Cependant, une fois l'illusion dissipée, par une sorte de conversion à la réalité conçue, la copie ne saurait se
confondre avec le modèle. L'Idée ne change pas, par opposition à tout ce qui change. La réalité au sens propre
(celle de l'Idée) ne contient rien d'imaginaire : l'Idée n'est aucunement inventée par nous puisqu'elle est de tous
temps identique à elle-même, elle n'est pas un semblant de la réalité, elle est la réalité même qui est imitée par les
choses qui nous entourent.
Pour celui qui sait, la réalité est contradictoire avec tout ce qui change et qui constitue ce réel imaginaire dans
lequel tous croient à tort. Ainsi, même le discours qui doit nous conduire vers les Idées, étant forgé par nous, est
de l'ordre d'un réel imaginaire : il prend d'ailleurs chez Platon la forme d'un récit, d'une fiction littéraire : le
mythe ou l'allégorie (la caverne dans la République, le vol de l'âme dans le Phèdre...).
3. La certitude de l'existence
A. Nécessité de la certitude
Tout ce qui ne change pas est absolument, a une réalité pleine. Tel est le critère de la réalité. Mais est-il
impossible de rêver d'une chose qui ne change pas ? Certes, le contenu de nos rêves correspond souvent aux
choses qui nous entourent, et qui sont soumises au changement.
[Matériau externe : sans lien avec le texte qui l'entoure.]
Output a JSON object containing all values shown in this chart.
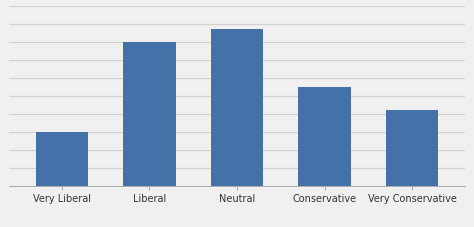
{
  "categories": [
    "Very Liberal",
    "Liberal",
    "Neutral",
    "Conservative",
    "Very Conservative"
  ],
  "values": [
    30,
    80,
    87,
    55,
    42
  ],
  "bar_color": "#4472a8",
  "ylim": [
    0,
    100
  ],
  "background_color": "#f0f0f0",
  "grid_color": "#d0d0d0",
  "tick_fontsize": 7.0,
  "bar_width": 0.6,
  "num_gridlines": 10
}
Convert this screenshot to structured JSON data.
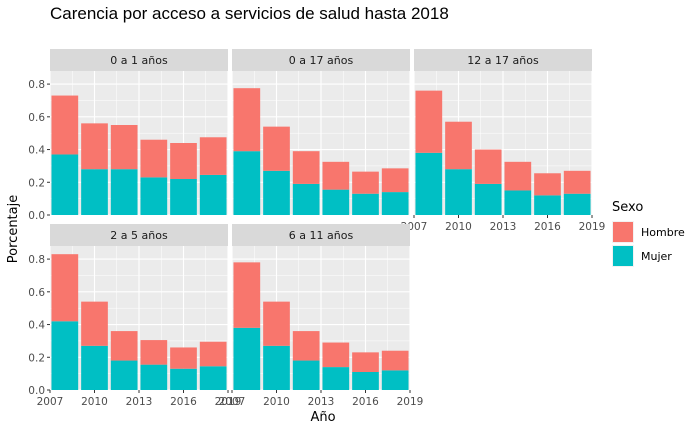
{
  "chart_data": {
    "type": "bar",
    "stacked": true,
    "faceted": true,
    "title": "Carencia por acceso a servicios de salud hasta 2018",
    "xlabel": "Año",
    "ylabel": "Porcentaje",
    "x": [
      2008,
      2010,
      2012,
      2014,
      2016,
      2018
    ],
    "xticks": [
      "2007",
      "2010",
      "2013",
      "2016",
      "2019"
    ],
    "xlim": [
      2007,
      2019
    ],
    "yticks": [
      "0.0",
      "0.2",
      "0.4",
      "0.6",
      "0.8"
    ],
    "ylim": [
      0,
      0.88
    ],
    "grid": true,
    "legend": {
      "title": "Sexo",
      "position": "right",
      "entries": [
        {
          "name": "Hombre",
          "color": "#F8766D"
        },
        {
          "name": "Mujer",
          "color": "#00BFC4"
        }
      ]
    },
    "panels": [
      {
        "label": "0 a 1 años",
        "mujer": [
          0.37,
          0.28,
          0.28,
          0.23,
          0.22,
          0.245
        ],
        "hombre": [
          0.36,
          0.28,
          0.27,
          0.23,
          0.22,
          0.23
        ]
      },
      {
        "label": "0 a 17 años",
        "mujer": [
          0.39,
          0.27,
          0.19,
          0.155,
          0.13,
          0.14
        ],
        "hombre": [
          0.385,
          0.27,
          0.2,
          0.17,
          0.135,
          0.145
        ]
      },
      {
        "label": "12 a 17 años",
        "mujer": [
          0.38,
          0.28,
          0.19,
          0.15,
          0.12,
          0.13
        ],
        "hombre": [
          0.38,
          0.29,
          0.21,
          0.175,
          0.135,
          0.14
        ]
      },
      {
        "label": "2 a 5 años",
        "mujer": [
          0.42,
          0.27,
          0.18,
          0.155,
          0.13,
          0.145
        ],
        "hombre": [
          0.41,
          0.27,
          0.18,
          0.15,
          0.13,
          0.15
        ]
      },
      {
        "label": "6 a 11 años",
        "mujer": [
          0.38,
          0.27,
          0.18,
          0.14,
          0.11,
          0.12
        ],
        "hombre": [
          0.4,
          0.27,
          0.18,
          0.15,
          0.12,
          0.12
        ]
      }
    ]
  }
}
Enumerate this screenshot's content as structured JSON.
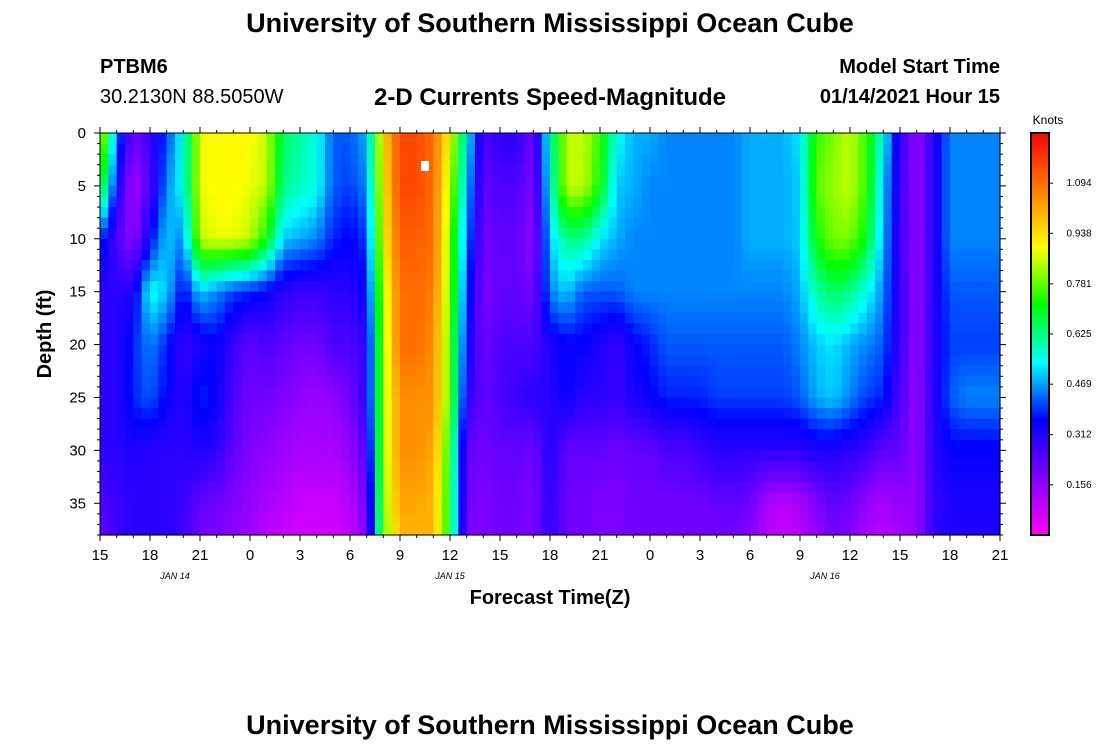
{
  "header": {
    "title": "University of Southern Mississippi Ocean Cube",
    "station": "PTBM6",
    "coords": "30.2130N 88.5050W",
    "plot_title": "2-D Currents Speed-Magnitude",
    "model_start_label": "Model Start Time",
    "model_start_value": "01/14/2021 Hour 15",
    "footer_title": "University of Southern Mississippi Ocean Cube"
  },
  "chart_data": {
    "type": "heatmap",
    "title": "2-D Currents Speed-Magnitude",
    "xlabel": "Forecast Time(Z)",
    "ylabel": "Depth (ft)",
    "xlim": [
      0,
      54
    ],
    "ylim": [
      0,
      38
    ],
    "x_tick_hours": [
      0,
      3,
      6,
      9,
      12,
      15,
      18,
      21,
      24,
      27,
      30,
      33,
      36,
      39,
      42,
      45,
      48,
      51,
      54
    ],
    "x_tick_labels": [
      "15",
      "18",
      "21",
      "0",
      "3",
      "6",
      "9",
      "12",
      "15",
      "18",
      "21",
      "0",
      "3",
      "6",
      "9",
      "12",
      "15",
      "18",
      "21"
    ],
    "date_labels": [
      {
        "text": "JAN 14",
        "hour": 4.5
      },
      {
        "text": "JAN 15",
        "hour": 21
      },
      {
        "text": "JAN 16",
        "hour": 43.5
      }
    ],
    "y_ticks": [
      0,
      5,
      10,
      15,
      20,
      25,
      30,
      35
    ],
    "y_tick_labels": [
      "0",
      "5",
      "10",
      "15",
      "20",
      "25",
      "30",
      "35"
    ],
    "colorbar": {
      "unit": "Knots",
      "min": 0.0,
      "max": 1.25,
      "tick_values": [
        0.156,
        0.312,
        0.469,
        0.625,
        0.781,
        0.938,
        1.094
      ],
      "tick_labels": [
        "0.156",
        "0.312",
        "0.469",
        "0.625",
        "0.781",
        "0.938",
        "1.094"
      ],
      "colors": [
        "#ff00ff",
        "#8000ff",
        "#0000ff",
        "#00ffff",
        "#00ff00",
        "#ffff00",
        "#ff8000",
        "#ff0000"
      ]
    },
    "depths": [
      0,
      5,
      10,
      15,
      20,
      25,
      30,
      35,
      38
    ],
    "time_hours": [
      0,
      1,
      2,
      3,
      4,
      5,
      6,
      7,
      8,
      9,
      10,
      11,
      12,
      13,
      14,
      15,
      16,
      17,
      18,
      19,
      20,
      21,
      22,
      23,
      24,
      25,
      26,
      27,
      28,
      29,
      30,
      31,
      32,
      33,
      34,
      35,
      36,
      37,
      38,
      39,
      40,
      41,
      42,
      43,
      44,
      45,
      46,
      47,
      48,
      49,
      50,
      51,
      52,
      53,
      54
    ],
    "speed_knots": [
      [
        0.9,
        0.45,
        0.2,
        0.28,
        0.4,
        0.55,
        0.88,
        0.9,
        0.9,
        0.9,
        0.85,
        0.65,
        0.6,
        0.55,
        0.42,
        0.42,
        0.48,
        0.95,
        1.15,
        1.15,
        1.1,
        0.9,
        0.55,
        0.25,
        0.3,
        0.3,
        0.2,
        0.58,
        0.85,
        0.85,
        0.75,
        0.55,
        0.48,
        0.48,
        0.45,
        0.45,
        0.45,
        0.45,
        0.45,
        0.48,
        0.48,
        0.48,
        0.52,
        0.75,
        0.8,
        0.85,
        0.75,
        0.55,
        0.3,
        0.15,
        0.3,
        0.45,
        0.45,
        0.45,
        0.45
      ],
      [
        0.75,
        0.35,
        0.12,
        0.25,
        0.45,
        0.55,
        0.88,
        0.9,
        0.9,
        0.88,
        0.85,
        0.62,
        0.58,
        0.55,
        0.42,
        0.4,
        0.45,
        0.92,
        1.15,
        1.15,
        1.1,
        0.85,
        0.5,
        0.22,
        0.25,
        0.25,
        0.18,
        0.55,
        0.85,
        0.85,
        0.72,
        0.5,
        0.48,
        0.45,
        0.45,
        0.45,
        0.45,
        0.45,
        0.45,
        0.48,
        0.48,
        0.48,
        0.5,
        0.78,
        0.82,
        0.85,
        0.75,
        0.5,
        0.28,
        0.15,
        0.3,
        0.45,
        0.45,
        0.45,
        0.45
      ],
      [
        0.4,
        0.25,
        0.15,
        0.35,
        0.5,
        0.45,
        0.85,
        0.88,
        0.88,
        0.85,
        0.72,
        0.5,
        0.48,
        0.45,
        0.38,
        0.35,
        0.4,
        0.9,
        1.12,
        1.12,
        1.1,
        0.8,
        0.45,
        0.2,
        0.22,
        0.22,
        0.15,
        0.5,
        0.62,
        0.62,
        0.52,
        0.48,
        0.45,
        0.45,
        0.45,
        0.45,
        0.45,
        0.45,
        0.45,
        0.48,
        0.48,
        0.48,
        0.5,
        0.72,
        0.8,
        0.8,
        0.7,
        0.48,
        0.28,
        0.15,
        0.3,
        0.45,
        0.45,
        0.45,
        0.45
      ],
      [
        0.3,
        0.3,
        0.32,
        0.55,
        0.5,
        0.35,
        0.5,
        0.45,
        0.4,
        0.38,
        0.35,
        0.3,
        0.28,
        0.28,
        0.3,
        0.3,
        0.35,
        0.85,
        1.1,
        1.1,
        1.08,
        0.8,
        0.4,
        0.18,
        0.22,
        0.22,
        0.2,
        0.45,
        0.5,
        0.42,
        0.42,
        0.42,
        0.45,
        0.45,
        0.45,
        0.45,
        0.45,
        0.45,
        0.45,
        0.45,
        0.45,
        0.45,
        0.48,
        0.6,
        0.65,
        0.62,
        0.55,
        0.45,
        0.28,
        0.15,
        0.3,
        0.42,
        0.42,
        0.42,
        0.42
      ],
      [
        0.3,
        0.3,
        0.38,
        0.45,
        0.38,
        0.28,
        0.32,
        0.35,
        0.28,
        0.22,
        0.25,
        0.22,
        0.2,
        0.2,
        0.25,
        0.25,
        0.3,
        0.82,
        1.1,
        1.1,
        1.05,
        0.78,
        0.35,
        0.2,
        0.25,
        0.25,
        0.25,
        0.32,
        0.35,
        0.35,
        0.32,
        0.28,
        0.35,
        0.38,
        0.42,
        0.42,
        0.42,
        0.42,
        0.42,
        0.42,
        0.42,
        0.42,
        0.45,
        0.5,
        0.52,
        0.48,
        0.45,
        0.42,
        0.28,
        0.15,
        0.3,
        0.4,
        0.4,
        0.4,
        0.4
      ],
      [
        0.3,
        0.3,
        0.38,
        0.42,
        0.35,
        0.3,
        0.38,
        0.35,
        0.25,
        0.2,
        0.2,
        0.18,
        0.16,
        0.14,
        0.16,
        0.2,
        0.3,
        0.82,
        1.05,
        1.05,
        1.05,
        0.78,
        0.3,
        0.22,
        0.25,
        0.28,
        0.3,
        0.3,
        0.35,
        0.3,
        0.3,
        0.28,
        0.32,
        0.35,
        0.38,
        0.38,
        0.38,
        0.4,
        0.4,
        0.4,
        0.4,
        0.4,
        0.42,
        0.48,
        0.5,
        0.45,
        0.4,
        0.38,
        0.25,
        0.15,
        0.3,
        0.42,
        0.45,
        0.45,
        0.45
      ],
      [
        0.3,
        0.3,
        0.32,
        0.3,
        0.3,
        0.3,
        0.32,
        0.3,
        0.22,
        0.18,
        0.16,
        0.14,
        0.12,
        0.12,
        0.12,
        0.15,
        0.25,
        0.82,
        1.05,
        1.05,
        1.02,
        0.72,
        0.22,
        0.2,
        0.22,
        0.22,
        0.2,
        0.32,
        0.22,
        0.22,
        0.22,
        0.2,
        0.22,
        0.22,
        0.25,
        0.25,
        0.28,
        0.3,
        0.3,
        0.3,
        0.3,
        0.3,
        0.3,
        0.32,
        0.32,
        0.3,
        0.28,
        0.22,
        0.22,
        0.15,
        0.3,
        0.35,
        0.35,
        0.35,
        0.35
      ],
      [
        0.25,
        0.28,
        0.3,
        0.3,
        0.3,
        0.28,
        0.22,
        0.2,
        0.18,
        0.15,
        0.12,
        0.1,
        0.08,
        0.08,
        0.08,
        0.1,
        0.2,
        0.8,
        1.02,
        1.02,
        1.0,
        0.7,
        0.2,
        0.18,
        0.2,
        0.2,
        0.18,
        0.3,
        0.2,
        0.2,
        0.18,
        0.18,
        0.2,
        0.2,
        0.2,
        0.2,
        0.2,
        0.22,
        0.22,
        0.2,
        0.12,
        0.1,
        0.12,
        0.18,
        0.22,
        0.2,
        0.15,
        0.12,
        0.15,
        0.15,
        0.28,
        0.32,
        0.32,
        0.32,
        0.32
      ],
      [
        0.2,
        0.28,
        0.3,
        0.3,
        0.3,
        0.28,
        0.2,
        0.18,
        0.16,
        0.14,
        0.1,
        0.08,
        0.06,
        0.06,
        0.06,
        0.08,
        0.18,
        0.78,
        1.0,
        1.0,
        1.0,
        0.7,
        0.18,
        0.18,
        0.2,
        0.2,
        0.18,
        0.3,
        0.2,
        0.2,
        0.18,
        0.18,
        0.2,
        0.2,
        0.2,
        0.2,
        0.2,
        0.2,
        0.2,
        0.18,
        0.1,
        0.08,
        0.1,
        0.15,
        0.2,
        0.18,
        0.12,
        0.1,
        0.12,
        0.15,
        0.3,
        0.32,
        0.32,
        0.32,
        0.32
      ]
    ]
  }
}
Mais dressons le tableau d'une hypothèse : posons la proposition mathématique suivante : 2 + 2 = 4. Tout le
monde s'accorde comme moi à reconnaître la validité d'une telle proposition. Chacun est prêt aussi à reconnaître
qu'elle ne montre aucun signe de changement. Aussi est-il difficile de croire qu'une telle proposition pourrait
advenir dans un simple rêve.
Mais rien ne m'assure non plus que ce résultat n'est pas le résultat d'une tromperie ourdie par un prestidigitateur
très puissant : Descartes, dans les Méditations métaphysiques élabore l'hypothèse d'un Dieu trompeur (ou plutôt
d'un malin génie, puisque le véritable Dieu ne saurait être trompeur), qui voudrait me faire croire que cette
proposition est vraie et correspond à une réalité, alors qu'il n'en est rien. Nous nous trouverions alors dans une
sorte de rêve éveillé, dans lequel rien ne nous assure absolument de la réalité des objets de nos pensées.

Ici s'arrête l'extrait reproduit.